Publié le 28 janvier 2021 à 15:30:00
Jean-Michel Aulas au e-Think Sport : « Se réinventer et valoriser le foot français »
Jean-Michel Aulas est durant toute la semaine l’ambassadeur d’e-Think Sport 2021, 5ème édition de l'événement annuel organisé par News Tank. Il est intervenu en ouverture sur différents sujets en tant que président de l’OL mais aussi Président du Women’s Comité de l’ECA, membre du groupe de travail FIFA sur le football féminin professionnel et membre du comité exécutif de la FFF.

Une année 2021 très particulière

« Cette année 2021 est une année très particulière pour le sport. Pour le football français, c’est une année encore plus particulière, car elle vient après une année 2020 au cours de laquelle il a pris l’initiative de faire autrement que les autres grandes nations (en arrêtant définitivement les championnats). Il s’est donc mis dans l’obligation de réagir encore plus vite à cette pandémie. On sait désormais que pour le sport en général, plus rien ne sera comme avant. Il faut repenser l’organisation, la préparation… Et il va falloir aussi repenser le lien social qui a été brisé avec tous ceux qui aiment le sport. »

 

Les droits TV du foot français

« Je veux tirer un coup de chapeau à Vincent Labrune (président de la LFP) qui fait un travail remarquable et mène ces négociations, mais aussi à Marc Sénéchal (conciliateur nommé dans le conflit LFP-Mediapro). Ce duo a réussi une chose très difficile, à savoir délier le nœud avec Mediapro. Les présidents de clubs attendent du nouvel appel d’offres qu’on retrouve une sécurité dans l’approvisionnement en images car la relation avec nos partenaires et nos fans est importante. Sur le plan de la valorisation, nous attendons de retrouver peut-être pas la totalité de ce qui avait été obtenu avec Mediapro mais en tout cas ce qui va nous permettre de relancer notre activité, de survivre et de faire en sorte que nous puissions investir sur l’amélioration de notre produit. Il faut également se remettre en cause car le football français n’a peut-être pas fait ce qu’il fallait faire et surtout, n’a pas préparé l’avenir. L’obligation aujourd’hui est de se réinventer pour rejoindre les meilleures nations et clubs européens en matière d’organisation du football. »

 

Se réinventer et valoriser le foot français

« On se rend compte qu’il faut aujourd’hui réduire le nombre d'équipes de l'élite, aussi parce que l'UEFA le demande. On sait aussi que les fédérations le souhaitent car le nombre de matches des sélections nationales est de plus en plus important. Il y a donc un consensus à partir sur une organisation à 16 ou à 18, mais qui reverrait aussi le système professionnel. Cela doit permettre de resserrer l'élite pour avoir de plus en plus de matches attractifs.
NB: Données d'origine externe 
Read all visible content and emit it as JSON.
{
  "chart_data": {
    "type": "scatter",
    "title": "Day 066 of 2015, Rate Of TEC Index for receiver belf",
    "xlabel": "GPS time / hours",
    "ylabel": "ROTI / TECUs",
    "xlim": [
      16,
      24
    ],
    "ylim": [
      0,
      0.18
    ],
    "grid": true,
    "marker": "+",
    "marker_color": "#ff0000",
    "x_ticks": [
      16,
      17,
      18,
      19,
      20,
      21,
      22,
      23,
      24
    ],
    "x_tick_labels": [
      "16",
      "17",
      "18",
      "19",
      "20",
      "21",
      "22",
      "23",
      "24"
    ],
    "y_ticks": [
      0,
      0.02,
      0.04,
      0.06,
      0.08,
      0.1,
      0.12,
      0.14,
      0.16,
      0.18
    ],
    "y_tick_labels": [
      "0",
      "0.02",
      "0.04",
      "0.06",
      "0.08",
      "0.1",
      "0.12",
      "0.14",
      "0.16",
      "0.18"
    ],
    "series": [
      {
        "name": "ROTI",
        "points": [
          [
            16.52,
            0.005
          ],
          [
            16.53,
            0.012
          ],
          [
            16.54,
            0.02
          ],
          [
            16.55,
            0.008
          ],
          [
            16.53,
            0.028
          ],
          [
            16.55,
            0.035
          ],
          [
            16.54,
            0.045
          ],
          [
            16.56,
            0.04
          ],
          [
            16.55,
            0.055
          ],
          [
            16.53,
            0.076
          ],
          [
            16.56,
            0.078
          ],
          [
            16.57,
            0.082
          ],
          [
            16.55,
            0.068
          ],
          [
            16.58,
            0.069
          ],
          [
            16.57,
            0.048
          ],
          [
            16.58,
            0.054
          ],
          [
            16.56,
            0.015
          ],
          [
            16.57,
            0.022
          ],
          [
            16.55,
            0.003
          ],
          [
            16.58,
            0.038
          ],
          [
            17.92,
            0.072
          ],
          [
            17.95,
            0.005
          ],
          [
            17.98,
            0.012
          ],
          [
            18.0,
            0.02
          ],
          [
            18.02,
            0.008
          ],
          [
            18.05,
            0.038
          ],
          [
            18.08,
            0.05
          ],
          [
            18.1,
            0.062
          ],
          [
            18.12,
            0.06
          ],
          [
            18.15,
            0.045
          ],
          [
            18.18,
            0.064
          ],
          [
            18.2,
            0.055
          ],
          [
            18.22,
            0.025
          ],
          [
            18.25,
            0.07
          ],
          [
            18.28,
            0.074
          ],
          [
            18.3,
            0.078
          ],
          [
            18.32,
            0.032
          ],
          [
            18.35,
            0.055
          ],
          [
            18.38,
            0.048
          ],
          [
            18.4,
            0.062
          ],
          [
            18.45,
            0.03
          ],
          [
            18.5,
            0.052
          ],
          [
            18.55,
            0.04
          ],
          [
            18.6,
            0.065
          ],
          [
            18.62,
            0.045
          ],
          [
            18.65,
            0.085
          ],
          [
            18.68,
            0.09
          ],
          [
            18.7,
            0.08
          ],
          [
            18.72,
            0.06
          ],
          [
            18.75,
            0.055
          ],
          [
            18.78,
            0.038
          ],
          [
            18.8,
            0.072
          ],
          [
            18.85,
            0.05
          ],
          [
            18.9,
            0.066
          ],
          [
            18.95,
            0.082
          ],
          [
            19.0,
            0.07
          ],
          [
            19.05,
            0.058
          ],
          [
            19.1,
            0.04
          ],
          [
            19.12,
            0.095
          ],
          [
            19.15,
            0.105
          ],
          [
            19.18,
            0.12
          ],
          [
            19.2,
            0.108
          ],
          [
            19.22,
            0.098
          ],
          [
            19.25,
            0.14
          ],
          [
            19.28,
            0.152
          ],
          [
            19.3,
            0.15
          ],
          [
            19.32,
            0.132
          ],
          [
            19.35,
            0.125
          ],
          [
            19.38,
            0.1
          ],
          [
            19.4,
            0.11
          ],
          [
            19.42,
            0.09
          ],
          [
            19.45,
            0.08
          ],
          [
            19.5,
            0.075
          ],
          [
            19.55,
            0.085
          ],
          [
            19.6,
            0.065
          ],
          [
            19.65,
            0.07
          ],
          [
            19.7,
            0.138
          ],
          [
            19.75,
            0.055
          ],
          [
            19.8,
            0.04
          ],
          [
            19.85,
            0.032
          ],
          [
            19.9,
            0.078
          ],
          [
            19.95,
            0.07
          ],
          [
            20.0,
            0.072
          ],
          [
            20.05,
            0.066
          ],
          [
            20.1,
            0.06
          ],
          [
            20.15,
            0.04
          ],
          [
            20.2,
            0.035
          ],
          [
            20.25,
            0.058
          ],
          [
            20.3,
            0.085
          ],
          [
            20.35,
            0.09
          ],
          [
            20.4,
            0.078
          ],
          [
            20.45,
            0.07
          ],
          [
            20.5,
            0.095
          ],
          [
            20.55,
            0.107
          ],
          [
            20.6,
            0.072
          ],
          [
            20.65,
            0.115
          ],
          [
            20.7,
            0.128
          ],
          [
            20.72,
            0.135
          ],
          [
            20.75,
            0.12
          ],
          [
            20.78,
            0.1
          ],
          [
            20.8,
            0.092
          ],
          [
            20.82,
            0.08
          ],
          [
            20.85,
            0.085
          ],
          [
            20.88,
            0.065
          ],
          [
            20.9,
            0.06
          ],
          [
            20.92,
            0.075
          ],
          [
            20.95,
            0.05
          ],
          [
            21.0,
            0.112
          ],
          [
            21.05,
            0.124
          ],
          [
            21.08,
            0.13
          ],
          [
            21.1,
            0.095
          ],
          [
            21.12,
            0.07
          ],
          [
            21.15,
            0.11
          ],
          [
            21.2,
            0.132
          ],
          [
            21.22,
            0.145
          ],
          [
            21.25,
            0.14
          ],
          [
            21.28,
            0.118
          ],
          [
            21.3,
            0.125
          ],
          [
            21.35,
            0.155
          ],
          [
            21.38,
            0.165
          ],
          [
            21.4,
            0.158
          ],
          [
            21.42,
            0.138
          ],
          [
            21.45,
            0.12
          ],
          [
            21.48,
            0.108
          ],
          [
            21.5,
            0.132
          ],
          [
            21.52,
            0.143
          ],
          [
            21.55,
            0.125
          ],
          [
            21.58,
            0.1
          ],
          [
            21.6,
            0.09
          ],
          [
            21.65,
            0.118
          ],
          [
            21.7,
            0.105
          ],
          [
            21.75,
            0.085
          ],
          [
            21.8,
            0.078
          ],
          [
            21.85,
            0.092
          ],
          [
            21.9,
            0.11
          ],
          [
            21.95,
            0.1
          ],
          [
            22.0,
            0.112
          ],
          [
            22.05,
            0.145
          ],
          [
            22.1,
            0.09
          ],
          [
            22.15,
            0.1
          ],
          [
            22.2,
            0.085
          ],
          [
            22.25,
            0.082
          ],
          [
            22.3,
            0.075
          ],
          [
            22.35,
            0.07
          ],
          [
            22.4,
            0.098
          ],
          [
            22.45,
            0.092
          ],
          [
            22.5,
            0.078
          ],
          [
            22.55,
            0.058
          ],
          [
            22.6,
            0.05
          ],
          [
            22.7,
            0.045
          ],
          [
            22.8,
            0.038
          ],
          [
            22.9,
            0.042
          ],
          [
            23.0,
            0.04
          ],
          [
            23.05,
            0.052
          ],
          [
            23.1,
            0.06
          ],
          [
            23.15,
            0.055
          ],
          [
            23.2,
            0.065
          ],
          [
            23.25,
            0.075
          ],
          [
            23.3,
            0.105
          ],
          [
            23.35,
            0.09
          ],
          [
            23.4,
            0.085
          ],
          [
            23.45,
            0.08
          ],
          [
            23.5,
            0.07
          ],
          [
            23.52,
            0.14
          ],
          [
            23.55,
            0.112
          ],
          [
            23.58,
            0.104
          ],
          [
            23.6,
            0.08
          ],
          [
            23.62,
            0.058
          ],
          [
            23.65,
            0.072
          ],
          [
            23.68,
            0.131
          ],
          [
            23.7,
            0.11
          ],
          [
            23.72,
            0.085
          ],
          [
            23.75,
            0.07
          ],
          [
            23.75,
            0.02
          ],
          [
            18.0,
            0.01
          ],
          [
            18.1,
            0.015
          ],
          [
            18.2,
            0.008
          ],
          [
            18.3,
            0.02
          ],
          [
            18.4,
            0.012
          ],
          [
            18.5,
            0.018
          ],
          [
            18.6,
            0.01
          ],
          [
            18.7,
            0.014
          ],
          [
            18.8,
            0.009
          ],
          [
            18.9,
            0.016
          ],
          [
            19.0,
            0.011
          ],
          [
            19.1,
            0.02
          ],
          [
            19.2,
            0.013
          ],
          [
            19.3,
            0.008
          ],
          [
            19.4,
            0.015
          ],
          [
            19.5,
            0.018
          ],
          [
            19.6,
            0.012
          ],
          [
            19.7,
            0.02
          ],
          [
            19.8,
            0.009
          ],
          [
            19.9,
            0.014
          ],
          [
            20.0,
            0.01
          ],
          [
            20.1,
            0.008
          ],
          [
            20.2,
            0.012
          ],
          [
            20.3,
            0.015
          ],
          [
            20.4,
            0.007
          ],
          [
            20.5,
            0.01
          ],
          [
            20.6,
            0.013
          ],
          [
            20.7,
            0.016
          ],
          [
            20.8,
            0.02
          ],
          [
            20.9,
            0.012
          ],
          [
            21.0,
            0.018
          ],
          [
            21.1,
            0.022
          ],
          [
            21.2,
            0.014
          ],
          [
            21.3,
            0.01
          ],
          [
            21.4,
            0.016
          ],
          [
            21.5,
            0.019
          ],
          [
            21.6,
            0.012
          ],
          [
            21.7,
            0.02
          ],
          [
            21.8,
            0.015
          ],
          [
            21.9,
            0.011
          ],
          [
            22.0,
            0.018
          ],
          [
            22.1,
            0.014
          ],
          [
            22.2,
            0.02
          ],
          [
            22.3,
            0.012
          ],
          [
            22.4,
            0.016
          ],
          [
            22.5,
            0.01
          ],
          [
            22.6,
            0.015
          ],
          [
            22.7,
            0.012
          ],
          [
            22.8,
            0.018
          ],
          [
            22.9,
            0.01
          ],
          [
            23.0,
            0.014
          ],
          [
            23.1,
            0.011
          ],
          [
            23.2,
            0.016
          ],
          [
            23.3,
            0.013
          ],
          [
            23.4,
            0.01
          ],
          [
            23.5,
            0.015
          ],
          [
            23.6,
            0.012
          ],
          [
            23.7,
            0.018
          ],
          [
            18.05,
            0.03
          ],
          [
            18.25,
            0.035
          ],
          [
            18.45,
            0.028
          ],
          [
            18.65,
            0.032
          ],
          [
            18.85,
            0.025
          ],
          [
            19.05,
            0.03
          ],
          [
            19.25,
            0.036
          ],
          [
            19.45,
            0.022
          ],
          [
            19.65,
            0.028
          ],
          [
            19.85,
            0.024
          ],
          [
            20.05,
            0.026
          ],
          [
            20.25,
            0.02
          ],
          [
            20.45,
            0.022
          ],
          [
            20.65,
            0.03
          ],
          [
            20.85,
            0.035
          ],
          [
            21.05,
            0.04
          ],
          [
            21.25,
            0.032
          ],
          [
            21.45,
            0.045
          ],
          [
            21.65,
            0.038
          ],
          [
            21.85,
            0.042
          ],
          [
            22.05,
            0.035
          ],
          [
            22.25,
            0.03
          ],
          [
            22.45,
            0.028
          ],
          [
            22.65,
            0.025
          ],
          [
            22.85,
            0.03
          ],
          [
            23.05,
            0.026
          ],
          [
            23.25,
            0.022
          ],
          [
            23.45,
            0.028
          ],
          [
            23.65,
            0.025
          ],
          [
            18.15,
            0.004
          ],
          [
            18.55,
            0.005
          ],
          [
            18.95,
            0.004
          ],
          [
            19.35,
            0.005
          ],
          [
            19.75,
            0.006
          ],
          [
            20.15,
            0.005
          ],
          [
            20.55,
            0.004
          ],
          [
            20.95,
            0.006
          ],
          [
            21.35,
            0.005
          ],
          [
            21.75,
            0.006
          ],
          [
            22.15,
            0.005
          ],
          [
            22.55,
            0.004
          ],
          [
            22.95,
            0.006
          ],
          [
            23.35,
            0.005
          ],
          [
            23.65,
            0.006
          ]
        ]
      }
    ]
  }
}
La valorisation à la TV ou via le digital vient de l’attractivité. Celle-ci doit permettre d’avoir du suspense jusqu’au bout de la compétition. On a aussi imaginé des phases de play-off comme un certain nombre de nations ou le Top 14 le font aujourd’hui. »

 

Le modèle économique de l’OL

« C’est un modèle qui vit essentiellement par lui-même, moins dépendant des aides des collectivités et de l’Etat. Il s’agit de faire en sorte de s’appuyer sur des infrastructures. Nous avons fait en sorte de diversifier avec des axes sportifs différents qui sont très bien gérés. Nous avons aussi une approche de divertissement qui vient apporter des solutions en matière de chiffre d’affaires. Le chiffre d’affaires lié au football représente aujourd’hui de 80 % du total de nos activités. Nous nous sommes aussi diversifiés à l'étranger en rentrant de plain-pied dans le soccer féminin aux Etats-Unis. Il s’agit d’un modèle résiliant car rentable. Les quatre dernières années ayant précédé la pandémie, le cash flow qui a été généré a été supérieur à 250 voire 300 M€, afin de constituer des fonds propres qui permettent de résister dans des périodes plus difficiles. »

 

LDLC ASVEL

« Notre relation avec Tony Parker ne se limite pas au basketball. On utilise ses compétences aux États-Unis, mais aussi en Chine. Nous avons essayé d’imaginer ce que sera le basketball dans 10 ans en regardant ce qui s’est passé en NBA. Les axes de développement passent par le fait que LDLC ASVEL puisse participer de façon pérenne à l’Euroleague qui est une franchise européenne. Nous avons eu, ces dernières semaines, confirmation que cela allait pouvoir se faire, dès lors qu’on aurait notre propre outil, c’est-à-dire une salle. Cette salle de 12 000 places en mode basket pourrait aussi, pour une opportunité de rentabilité, accueillir près de 16 000 personnes en mode divertissement. Mais cela suppose un accord avec la Métropole de Lyon. Avec LDLC ASVEL, nous avons une synergie marketing et commerciale, des approches communes en matière de séminaire et nous travaillons en termes d’abonnements et de planning pour permettre à nos fans d’aller aux matches de basket et à ceux qui aiment le basket d’assister aux événements notamment internationaux de l’OL. »

 

OL Reign

« Nous sommes actionnaires et cela nous permet d’avoir un recrutement mondial et c'était un axe de développement sur lequel nous avons travaillé avec Gérard Houllier. Nous essayons toujours de construire le modèle qui va très rapidement s’auto-rentabiliser pour éviter d'être en difficulté. Pour le stade d’OL Reign, nous travaillons avec les clubs de Seattle et avec des partenaires qui ne sont pas des collectivités territoriales, mais qui souhaitent participer à la construction d’un stade. Culturellement, il y a plein de choses différentes, mais il y a de bonnes idées à prendre partout, en matière de financement des infrastructures par exemple. Nous écoutons beaucoup, nous apprenons beaucoup. Avec le football féminin et l’Academy, qui sont nos deux axes de développement, nous pourrions avoir l’opportunité d’avoir un club féminin, en particulier en Asie. Au Japon ou en Chine, mais cela a été stoppé à cause de la pandémie. »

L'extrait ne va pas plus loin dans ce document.